The visceral satisfaction of hearing the man struggle to breathe went so deep, it shocked her. Her rage stiffened her scraped knees as she came closer to the two men, careful not to get within arm’s length.
“Do you know this man, Doctor?” the detective asked quietly, as if holding down the wriggling man took very little effort.
“You’re…you’re Ralph Watson.” Trudy recognized him in the dim light. She’d only met a few times last spring before she’d told her secretary to not let him into her office again. Then he was well-dressed. He’d been desperate to persuade her to take his case but he hadn’t come off as deranged.
But his letters had.
“Yes, I’m a patient of yours,” Watson said, jerking against Ben’s iron grip. “Let me go. I’m just talking to my doctor.”
“I am not your doctor.” With trembling hands, Trudy pulled her blazer onto her shoulders. “I specifically said I couldn’t help you, Mr. Watson. Dr. Pavil told me you never kept your appointment with him.” Trudy shook her head and her barrette swatted her in
the face.
She grabbed at her hair clip, and removed it. Heavy lengths of her hair had been ripped loose and dangled from the clip. She put her hand up to her cheek and felt wet, raw skin. She remembered scraping her face on the building. She pulled her fingers away from the tender spot and shuddered at the crimson stains on them.
Trudy looked at the distraught man. “You’ve been sending me letters. I’ve also gotten some strange unsigned emails. Are those from you, too?”
Watson’s sullen eyes narrowed and his jaw clamped shut.
Trudy took a half step back. She glanced at Ben Garrison and her courage returned.
The detective’s eyes focused on her bleeding face. In a voice that could be used to exterminate cockroaches, he said to Watson, “You’re under arrest.”
“I committed no crime,” the man whined. “I’m her patient.”
“She says you’re not.”
“I need your help, Doctor.” Watson reached for her but Garrison held him back. “You’re ruining my life. My wife said she’d only talk to you.”
“Keep quiet,” Detective Garrison ordered. “You’ve got the right to remain silent. I suggest you take that right seriously and shut up.”
The man ignored the order. “I didn’t do any of those things you’re accusing me of. I just need to talk to you, Dr. Jennings.”

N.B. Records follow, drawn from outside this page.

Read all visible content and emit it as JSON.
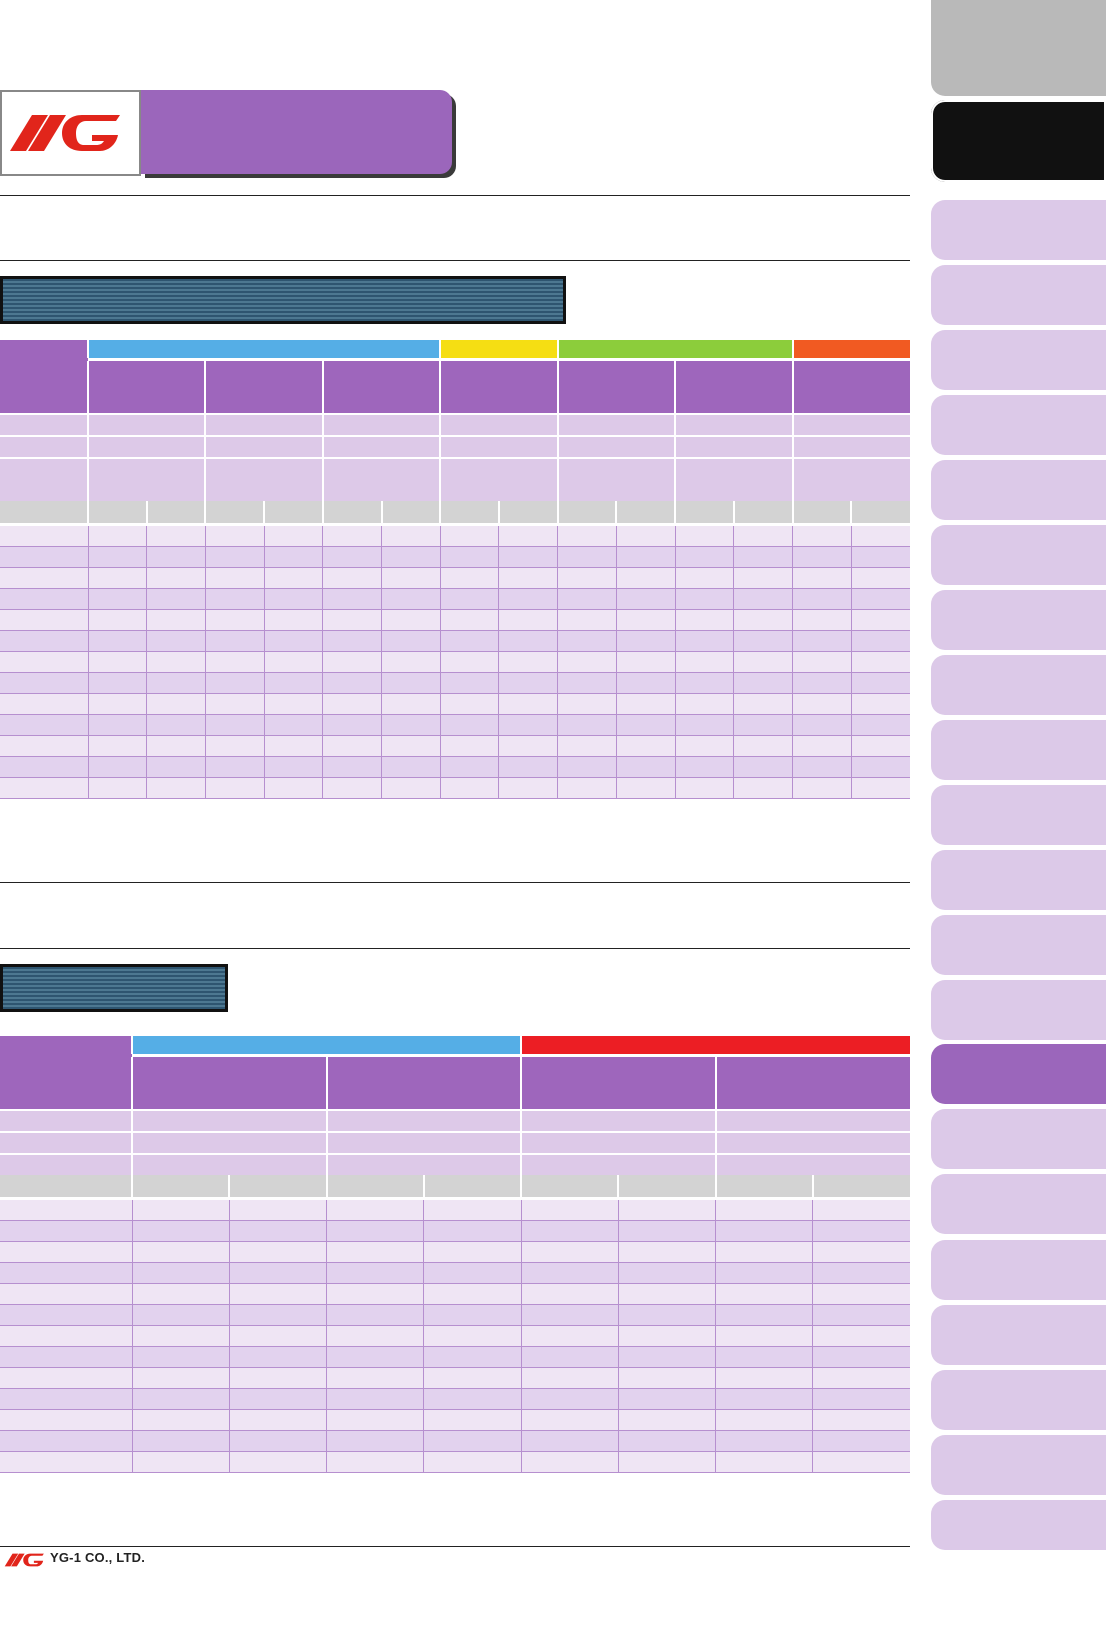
{
  "brand": {
    "logo": "YG",
    "logo_color": "#e1251b",
    "company": "YG-1 CO., LTD."
  },
  "colors": {
    "header_purple": "#9e66bc",
    "row_lavender": "#ddc9e8",
    "row_light": "#efe5f4",
    "row_mid": "#e2d2ee",
    "subheader_gray": "#d3d3d3",
    "banner_teal": "#2e5570",
    "cat_blue": "#55aee6",
    "cat_yellow": "#f5de13",
    "cat_green": "#8ccd3b",
    "cat_orange": "#f15a22",
    "cat_red": "#ec1e24",
    "tab_active": "#9b66bb",
    "tab_gray": "#b9b9b9",
    "tab_dark": "#111111",
    "tab_light": "#dcc9e8"
  },
  "side_tabs": {
    "count": 23,
    "active_index": 15
  },
  "table1": {
    "category_colors": [
      "#55aee6",
      "#f5de13",
      "#8ccd3b",
      "#f15a22"
    ],
    "category_spans": [
      3,
      1,
      2,
      1
    ],
    "data_rows": 13
  },
  "table2": {
    "category_colors": [
      "#55aee6",
      "#ec1e24"
    ],
    "category_spans": [
      2,
      2
    ],
    "data_rows": 13
  }
}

The man wrenched his head toward Trudy, despite Detective Garrison’s hold on him. “I’d never hurt you. I need help to save my marriage. I need you to come with me. My wife said she’d talk to you and nobody else. She made me come here to get you.”
“You don’t get a woman to come with you by assaulting her in a dark parking lot. You’ve got the right to an attorney. If you cannot afford an attorney one will be…”
“You’re Tru Intervention,” the man went on, despite Garrison’s warning. His voice climbed higher because of the arm wrapped around his neck. “You wrote all those books. I’ve read them all. I know you can help me.”